Published online by Cambridge University Press: 07 December 2009
Important advances have been made in the past decade in understanding how cannabis affects the brain. As with morphine 20 years earlier, research on the psychopharmacology of a plant-derived drug led to the discovery of a naturally occurring cannabinoid system in the brain, whose functions are only now beginning to be understood. This chapter will review what is known about the interactions of cannabis with the cannabinoid system in the brain and how the drug affects psychomotor, cognitive, perceptual and appetitive functions.
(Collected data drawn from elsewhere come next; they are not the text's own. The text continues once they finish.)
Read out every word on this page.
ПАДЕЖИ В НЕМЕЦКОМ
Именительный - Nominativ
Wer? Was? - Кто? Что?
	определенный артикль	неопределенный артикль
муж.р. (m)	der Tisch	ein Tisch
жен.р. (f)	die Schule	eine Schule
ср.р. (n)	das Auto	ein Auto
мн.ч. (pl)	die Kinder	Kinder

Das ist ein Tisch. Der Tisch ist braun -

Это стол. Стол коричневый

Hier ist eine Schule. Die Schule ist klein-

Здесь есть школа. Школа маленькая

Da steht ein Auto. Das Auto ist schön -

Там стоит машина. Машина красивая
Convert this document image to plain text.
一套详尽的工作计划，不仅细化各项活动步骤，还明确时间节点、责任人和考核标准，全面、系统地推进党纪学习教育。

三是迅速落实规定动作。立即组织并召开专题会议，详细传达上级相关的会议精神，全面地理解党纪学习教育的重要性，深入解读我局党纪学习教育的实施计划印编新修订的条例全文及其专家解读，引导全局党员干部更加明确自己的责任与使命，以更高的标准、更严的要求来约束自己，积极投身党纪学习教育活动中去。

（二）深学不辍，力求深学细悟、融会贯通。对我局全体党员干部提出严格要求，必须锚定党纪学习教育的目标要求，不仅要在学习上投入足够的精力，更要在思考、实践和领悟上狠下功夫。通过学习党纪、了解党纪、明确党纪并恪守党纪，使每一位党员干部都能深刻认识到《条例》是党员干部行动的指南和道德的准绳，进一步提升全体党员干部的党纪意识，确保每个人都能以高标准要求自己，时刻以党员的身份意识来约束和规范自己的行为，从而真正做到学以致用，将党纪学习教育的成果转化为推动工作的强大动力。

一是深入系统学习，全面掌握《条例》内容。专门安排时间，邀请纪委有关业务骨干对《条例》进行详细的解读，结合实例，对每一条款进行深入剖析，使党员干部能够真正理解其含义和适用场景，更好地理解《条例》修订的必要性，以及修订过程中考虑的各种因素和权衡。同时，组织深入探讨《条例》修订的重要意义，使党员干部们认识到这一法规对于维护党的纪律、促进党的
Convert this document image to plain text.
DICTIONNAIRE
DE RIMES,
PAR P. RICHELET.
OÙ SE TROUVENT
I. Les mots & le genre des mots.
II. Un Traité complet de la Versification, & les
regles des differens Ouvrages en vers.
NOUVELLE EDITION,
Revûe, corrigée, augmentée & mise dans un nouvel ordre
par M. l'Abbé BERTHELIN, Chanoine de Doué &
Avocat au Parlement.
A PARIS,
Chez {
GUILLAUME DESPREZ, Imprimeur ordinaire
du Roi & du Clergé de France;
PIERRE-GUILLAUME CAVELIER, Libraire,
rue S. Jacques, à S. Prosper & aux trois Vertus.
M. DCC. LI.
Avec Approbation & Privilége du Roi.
There is also speculation on what brain mechanisms may underly the intoxicant effects of cannabis, and a review of its addictive properties.
Cannabinoid receptors
In Chapter 1 the identification of Δ9-tetrahydrocannabinol (THC) was reviewed as the principal active component in the complex mixture of cannabinoids present in extracts of the plant Cannabis sativa, and the discovery of a series of naturally occurring endogenous cannabinoids (endocannabinoids), of which anandamide has so far been most intensively studied, was outlined. A series of synthetic cannabinoids – some of which are more potent and more water-soluble than THC – is also available (Pertwee, 1999) (Fig. 2.1). All of these compounds act as agonists at the CB1 cannabinoid receptor (Matsuda et al., 1990), which is the only one known to be expressed in the brain. A second cannabinoid receptor, CB2, is expressed only in peripheral tissues, principally in the immune system (Munro et al., 1993; Felder and Glass, 1998; Pertwee, 1999).